Aug 21, 2017, 5:59 AM
News ID: 18908
Merkel Tested on Refugees, Diesel as Opponent Steps Up Campaign

EghtesadOnline: Chancellor Angela Merkel defended her handling of Germany’s refugee crisis and said she’ll serve a full four years if re-elected, as her main opponent steps up his campaign to unseat her.

At a televised town hall-style event, Merkel, 63, was confronted on Germany’s diesel emissions scandal by a Volkswagen owner who said the government was too lenient on automakers. The chancellor’s rebuttals to similar criticism by Social Democrat leader Martin Schulz are a recurring campaign theme, though with five weeks until the election, polls suggest it isn’t hurting her for now, according to Bloomberg.

“I am angry” at German automakers, Merkel told the studio audience in Berlin on Sunday. “We were really duped in that they exploited the loopholes.”

Schulz, Merkel’s main challenger in the election on Sept. 24, plans to start his 40-stop campaign on Monday in Bremen, an SPD-ruled city since the end of World War II. Support for the chancellor’s Christian Democrat-led bloc rose 1 percentage point to 39 percent while the Social Democrats stayed at 24 percent, according to a weekly Emnid poll for Bild am Sonntag newspaper.

Merkel headed out on the campaign trail last week and quickly faced disruption by anti-immigration demonstrators, a reminder that the refugee crisis that sent her popularity plunging in 2016 remains a residual risk. Support for the anti-immigration Alternative for Germany party declined one point to 7 percent in the Emnid poll, which would make it the smallest faction to win seats in parliament.

For more coverage of Europe’s elections, click here.

“If I’m elected once again and win the people’s trust, then I’ve said very clearly, four years,” Merkel told the audience.

Those engaging with Merkel included a mulled-wine vendor who witnessed the attack on a Berlin Christmas market in December, a 75-year-old retiree from Munich who said her monthly pension didn’t go far enough and an Iranian refugee who said his asylum claim was still being processed after eight years. At one point, Merkel took a spot in the audience to talk to a woman who complained of her tax disadvantages as a single mother.
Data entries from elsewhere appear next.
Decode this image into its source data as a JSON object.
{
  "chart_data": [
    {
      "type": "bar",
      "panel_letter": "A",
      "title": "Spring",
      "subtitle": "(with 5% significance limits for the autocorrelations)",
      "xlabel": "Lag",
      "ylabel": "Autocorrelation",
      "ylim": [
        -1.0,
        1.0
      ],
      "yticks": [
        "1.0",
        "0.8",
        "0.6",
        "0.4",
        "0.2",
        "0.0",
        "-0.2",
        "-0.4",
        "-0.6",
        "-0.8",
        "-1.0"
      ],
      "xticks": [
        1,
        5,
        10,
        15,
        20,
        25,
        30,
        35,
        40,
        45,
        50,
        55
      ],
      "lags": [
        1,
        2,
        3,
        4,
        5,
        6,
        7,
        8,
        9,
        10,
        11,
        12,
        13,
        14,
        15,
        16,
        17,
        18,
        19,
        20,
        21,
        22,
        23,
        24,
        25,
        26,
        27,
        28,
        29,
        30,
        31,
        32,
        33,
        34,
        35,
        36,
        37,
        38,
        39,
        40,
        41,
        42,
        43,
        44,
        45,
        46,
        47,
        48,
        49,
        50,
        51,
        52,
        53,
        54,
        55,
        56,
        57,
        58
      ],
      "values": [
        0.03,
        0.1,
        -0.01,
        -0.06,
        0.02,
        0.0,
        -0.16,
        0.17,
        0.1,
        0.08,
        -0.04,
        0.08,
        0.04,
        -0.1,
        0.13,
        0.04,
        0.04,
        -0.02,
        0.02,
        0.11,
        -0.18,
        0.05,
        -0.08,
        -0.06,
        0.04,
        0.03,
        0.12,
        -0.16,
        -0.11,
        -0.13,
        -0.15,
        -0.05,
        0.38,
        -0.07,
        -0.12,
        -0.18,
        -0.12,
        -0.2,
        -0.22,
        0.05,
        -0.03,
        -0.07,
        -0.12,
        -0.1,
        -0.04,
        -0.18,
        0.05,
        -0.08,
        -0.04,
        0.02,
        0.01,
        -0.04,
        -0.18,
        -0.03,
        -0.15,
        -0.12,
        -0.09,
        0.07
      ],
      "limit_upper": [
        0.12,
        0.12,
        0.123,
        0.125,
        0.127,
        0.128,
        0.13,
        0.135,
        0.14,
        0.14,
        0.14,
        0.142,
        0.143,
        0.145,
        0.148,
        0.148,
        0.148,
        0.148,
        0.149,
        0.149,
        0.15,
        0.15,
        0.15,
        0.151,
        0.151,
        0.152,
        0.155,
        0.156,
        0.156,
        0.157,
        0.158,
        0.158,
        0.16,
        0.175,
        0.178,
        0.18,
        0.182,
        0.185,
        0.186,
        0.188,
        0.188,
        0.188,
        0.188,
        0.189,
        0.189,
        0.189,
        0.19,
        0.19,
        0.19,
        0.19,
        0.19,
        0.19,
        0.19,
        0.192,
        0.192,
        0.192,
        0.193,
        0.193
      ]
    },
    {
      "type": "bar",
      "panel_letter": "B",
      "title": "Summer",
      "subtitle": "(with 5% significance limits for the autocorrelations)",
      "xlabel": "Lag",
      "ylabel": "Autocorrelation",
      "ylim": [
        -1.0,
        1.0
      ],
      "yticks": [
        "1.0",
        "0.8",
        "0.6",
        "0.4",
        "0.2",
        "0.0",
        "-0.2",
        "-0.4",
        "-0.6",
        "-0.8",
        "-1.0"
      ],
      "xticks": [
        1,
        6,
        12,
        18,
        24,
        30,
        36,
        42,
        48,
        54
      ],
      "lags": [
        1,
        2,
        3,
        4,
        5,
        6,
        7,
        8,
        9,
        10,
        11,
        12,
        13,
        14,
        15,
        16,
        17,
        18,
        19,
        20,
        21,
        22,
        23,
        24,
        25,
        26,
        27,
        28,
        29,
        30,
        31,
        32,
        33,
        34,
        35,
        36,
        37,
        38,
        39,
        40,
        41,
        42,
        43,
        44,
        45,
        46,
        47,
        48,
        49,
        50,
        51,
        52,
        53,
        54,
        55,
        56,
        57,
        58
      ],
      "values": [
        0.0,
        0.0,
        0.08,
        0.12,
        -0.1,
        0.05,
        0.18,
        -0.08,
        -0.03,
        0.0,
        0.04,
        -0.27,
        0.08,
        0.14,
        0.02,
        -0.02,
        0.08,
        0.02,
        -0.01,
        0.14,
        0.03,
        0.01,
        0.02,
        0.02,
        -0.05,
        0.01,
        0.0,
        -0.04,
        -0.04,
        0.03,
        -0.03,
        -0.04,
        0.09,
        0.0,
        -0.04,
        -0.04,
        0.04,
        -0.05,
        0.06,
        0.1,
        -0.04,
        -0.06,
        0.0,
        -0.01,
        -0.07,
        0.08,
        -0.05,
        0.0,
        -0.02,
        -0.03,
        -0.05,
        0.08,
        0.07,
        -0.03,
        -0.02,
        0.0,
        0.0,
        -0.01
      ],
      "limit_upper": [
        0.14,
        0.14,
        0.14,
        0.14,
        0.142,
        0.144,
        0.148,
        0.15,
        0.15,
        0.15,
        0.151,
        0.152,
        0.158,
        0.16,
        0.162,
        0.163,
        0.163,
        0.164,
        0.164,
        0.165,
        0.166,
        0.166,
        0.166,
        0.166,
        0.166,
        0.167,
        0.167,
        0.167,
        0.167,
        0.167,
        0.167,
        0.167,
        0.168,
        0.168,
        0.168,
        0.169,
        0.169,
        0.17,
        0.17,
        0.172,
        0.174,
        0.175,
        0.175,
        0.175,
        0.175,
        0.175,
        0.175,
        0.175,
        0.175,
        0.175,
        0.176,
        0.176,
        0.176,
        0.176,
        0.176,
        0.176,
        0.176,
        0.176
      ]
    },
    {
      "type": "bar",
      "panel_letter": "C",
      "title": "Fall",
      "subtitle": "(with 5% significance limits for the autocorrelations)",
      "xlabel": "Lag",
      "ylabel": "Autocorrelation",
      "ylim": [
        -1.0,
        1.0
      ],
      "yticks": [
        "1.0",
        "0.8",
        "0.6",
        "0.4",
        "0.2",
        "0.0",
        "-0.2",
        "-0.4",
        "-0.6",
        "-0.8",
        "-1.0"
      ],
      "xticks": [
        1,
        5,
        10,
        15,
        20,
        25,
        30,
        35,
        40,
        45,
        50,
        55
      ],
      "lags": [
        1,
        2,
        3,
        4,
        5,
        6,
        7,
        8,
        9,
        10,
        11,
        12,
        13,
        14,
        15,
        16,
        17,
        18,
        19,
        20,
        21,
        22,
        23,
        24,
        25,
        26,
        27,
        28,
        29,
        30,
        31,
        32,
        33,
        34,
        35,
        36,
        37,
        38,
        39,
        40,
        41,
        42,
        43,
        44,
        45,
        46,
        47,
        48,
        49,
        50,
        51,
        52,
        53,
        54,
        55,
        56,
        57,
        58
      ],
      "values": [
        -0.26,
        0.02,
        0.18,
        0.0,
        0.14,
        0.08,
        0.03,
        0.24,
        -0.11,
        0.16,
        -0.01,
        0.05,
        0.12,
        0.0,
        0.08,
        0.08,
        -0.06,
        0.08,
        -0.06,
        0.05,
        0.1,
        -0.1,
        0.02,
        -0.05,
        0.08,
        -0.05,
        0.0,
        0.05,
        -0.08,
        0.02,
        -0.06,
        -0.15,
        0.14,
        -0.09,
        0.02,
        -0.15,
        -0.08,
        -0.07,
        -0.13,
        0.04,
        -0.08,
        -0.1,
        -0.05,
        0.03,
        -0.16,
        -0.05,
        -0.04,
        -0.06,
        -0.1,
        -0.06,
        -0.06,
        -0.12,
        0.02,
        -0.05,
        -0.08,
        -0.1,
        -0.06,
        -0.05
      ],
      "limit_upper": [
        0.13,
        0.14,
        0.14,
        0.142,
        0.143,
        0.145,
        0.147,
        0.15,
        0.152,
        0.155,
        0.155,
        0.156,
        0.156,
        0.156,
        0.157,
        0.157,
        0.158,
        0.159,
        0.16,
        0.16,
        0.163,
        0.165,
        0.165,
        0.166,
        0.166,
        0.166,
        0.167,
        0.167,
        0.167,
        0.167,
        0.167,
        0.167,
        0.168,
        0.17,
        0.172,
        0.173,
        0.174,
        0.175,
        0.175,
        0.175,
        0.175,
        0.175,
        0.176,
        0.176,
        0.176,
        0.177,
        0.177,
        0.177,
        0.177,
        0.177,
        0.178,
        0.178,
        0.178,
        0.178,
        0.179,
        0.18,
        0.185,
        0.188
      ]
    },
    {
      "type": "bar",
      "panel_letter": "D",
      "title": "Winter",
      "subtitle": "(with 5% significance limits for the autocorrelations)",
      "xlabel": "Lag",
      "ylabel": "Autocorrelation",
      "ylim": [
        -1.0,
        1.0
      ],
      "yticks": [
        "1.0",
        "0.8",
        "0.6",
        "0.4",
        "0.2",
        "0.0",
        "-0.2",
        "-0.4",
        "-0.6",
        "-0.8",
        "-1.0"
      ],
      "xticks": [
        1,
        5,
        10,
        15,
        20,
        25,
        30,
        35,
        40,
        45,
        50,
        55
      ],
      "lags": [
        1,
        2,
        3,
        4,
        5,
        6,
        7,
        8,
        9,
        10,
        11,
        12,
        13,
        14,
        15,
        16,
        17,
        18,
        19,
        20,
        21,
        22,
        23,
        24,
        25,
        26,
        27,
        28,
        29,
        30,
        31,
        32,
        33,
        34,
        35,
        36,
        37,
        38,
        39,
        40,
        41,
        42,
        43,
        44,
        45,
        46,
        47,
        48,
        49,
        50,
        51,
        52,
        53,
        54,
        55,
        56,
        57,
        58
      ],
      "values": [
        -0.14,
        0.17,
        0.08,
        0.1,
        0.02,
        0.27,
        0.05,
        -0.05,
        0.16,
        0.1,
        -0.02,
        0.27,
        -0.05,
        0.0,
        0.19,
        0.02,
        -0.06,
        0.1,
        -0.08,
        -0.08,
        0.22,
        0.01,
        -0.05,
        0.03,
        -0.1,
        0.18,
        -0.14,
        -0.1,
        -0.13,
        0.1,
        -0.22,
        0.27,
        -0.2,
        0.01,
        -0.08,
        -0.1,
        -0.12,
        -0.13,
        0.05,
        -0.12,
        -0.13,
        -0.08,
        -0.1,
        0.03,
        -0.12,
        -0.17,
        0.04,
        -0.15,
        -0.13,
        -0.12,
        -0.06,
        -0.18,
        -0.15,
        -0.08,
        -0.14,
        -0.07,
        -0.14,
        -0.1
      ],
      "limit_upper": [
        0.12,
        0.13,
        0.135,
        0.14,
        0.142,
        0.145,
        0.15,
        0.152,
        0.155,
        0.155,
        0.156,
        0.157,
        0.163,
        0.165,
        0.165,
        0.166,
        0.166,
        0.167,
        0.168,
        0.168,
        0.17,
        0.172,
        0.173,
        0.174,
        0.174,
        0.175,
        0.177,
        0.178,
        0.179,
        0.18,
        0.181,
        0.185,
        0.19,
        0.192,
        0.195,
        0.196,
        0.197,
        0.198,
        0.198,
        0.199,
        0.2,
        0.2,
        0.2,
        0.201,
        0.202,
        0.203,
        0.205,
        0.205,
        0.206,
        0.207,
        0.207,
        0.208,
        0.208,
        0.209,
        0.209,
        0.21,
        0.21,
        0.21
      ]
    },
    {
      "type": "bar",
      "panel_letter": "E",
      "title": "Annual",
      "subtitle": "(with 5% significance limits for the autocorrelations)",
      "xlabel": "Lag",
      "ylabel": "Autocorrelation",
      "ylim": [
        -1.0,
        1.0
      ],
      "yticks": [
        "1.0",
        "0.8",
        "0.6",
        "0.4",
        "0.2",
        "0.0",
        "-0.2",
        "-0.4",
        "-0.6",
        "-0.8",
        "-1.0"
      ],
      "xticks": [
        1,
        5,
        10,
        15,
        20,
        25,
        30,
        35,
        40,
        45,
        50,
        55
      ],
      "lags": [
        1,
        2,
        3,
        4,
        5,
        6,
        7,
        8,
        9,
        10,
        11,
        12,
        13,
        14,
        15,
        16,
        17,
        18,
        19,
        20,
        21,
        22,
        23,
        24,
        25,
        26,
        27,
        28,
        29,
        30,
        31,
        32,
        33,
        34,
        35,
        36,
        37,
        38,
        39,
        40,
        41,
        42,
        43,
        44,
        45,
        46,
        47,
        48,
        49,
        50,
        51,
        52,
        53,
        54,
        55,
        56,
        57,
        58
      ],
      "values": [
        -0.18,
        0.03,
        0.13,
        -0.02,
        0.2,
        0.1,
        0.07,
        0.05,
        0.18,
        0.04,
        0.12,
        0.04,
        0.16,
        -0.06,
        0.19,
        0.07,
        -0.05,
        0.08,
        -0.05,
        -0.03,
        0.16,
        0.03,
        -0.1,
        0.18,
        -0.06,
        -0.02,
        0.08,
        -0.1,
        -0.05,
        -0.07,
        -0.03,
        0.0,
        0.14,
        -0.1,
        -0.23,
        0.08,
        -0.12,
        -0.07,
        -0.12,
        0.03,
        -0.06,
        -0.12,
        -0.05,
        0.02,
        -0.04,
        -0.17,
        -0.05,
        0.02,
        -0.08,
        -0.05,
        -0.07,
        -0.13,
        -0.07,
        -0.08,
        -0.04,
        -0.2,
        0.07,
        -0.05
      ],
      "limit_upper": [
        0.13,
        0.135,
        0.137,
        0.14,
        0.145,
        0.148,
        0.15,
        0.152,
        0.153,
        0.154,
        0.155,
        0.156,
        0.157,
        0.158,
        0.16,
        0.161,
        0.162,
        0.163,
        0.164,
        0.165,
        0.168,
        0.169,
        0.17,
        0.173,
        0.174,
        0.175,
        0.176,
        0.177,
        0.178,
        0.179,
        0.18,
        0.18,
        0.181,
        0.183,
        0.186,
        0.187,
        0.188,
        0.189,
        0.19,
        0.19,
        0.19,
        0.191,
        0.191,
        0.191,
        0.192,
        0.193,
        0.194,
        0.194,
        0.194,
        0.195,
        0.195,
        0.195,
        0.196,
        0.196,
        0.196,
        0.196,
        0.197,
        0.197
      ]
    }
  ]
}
Asked whether she would handle the refugee influx two years ago differently if given the chance, she said she wouldn’t. She renewed her pledge that the uncontrolled influx of 2015 mustn’t be repeated.

That stance has helped align her with Bavarian premier Horst Seehofer, whose Christian Social Union is the sister party of Merkel’s Christian Democratic Union but took a harder line on refugees, demanding a cap on migration that Merkel rejected.

Erdogan’s ‘Enemies’

With the national election looming , Seehofer backed off on Sunday, signaling that a migration cap is no longer a condition for joining another Merkel-led government.

“The situation has changed,” he told ARD television. “We have significantly less migration than when I used this term.”

Merkel also addressed Germany’s deteriorating relations with Turkey, reproaching President Recep Tayyip Erdogan for urging Germans not to vote for mainstream parties that are “enemies of Turkey.”

“It’s completely unfortunate that the Turkish president calls on German citizens of Turkish origin not to vote,” Merkel said. “I invite everybody to cast a ballot in a free country.”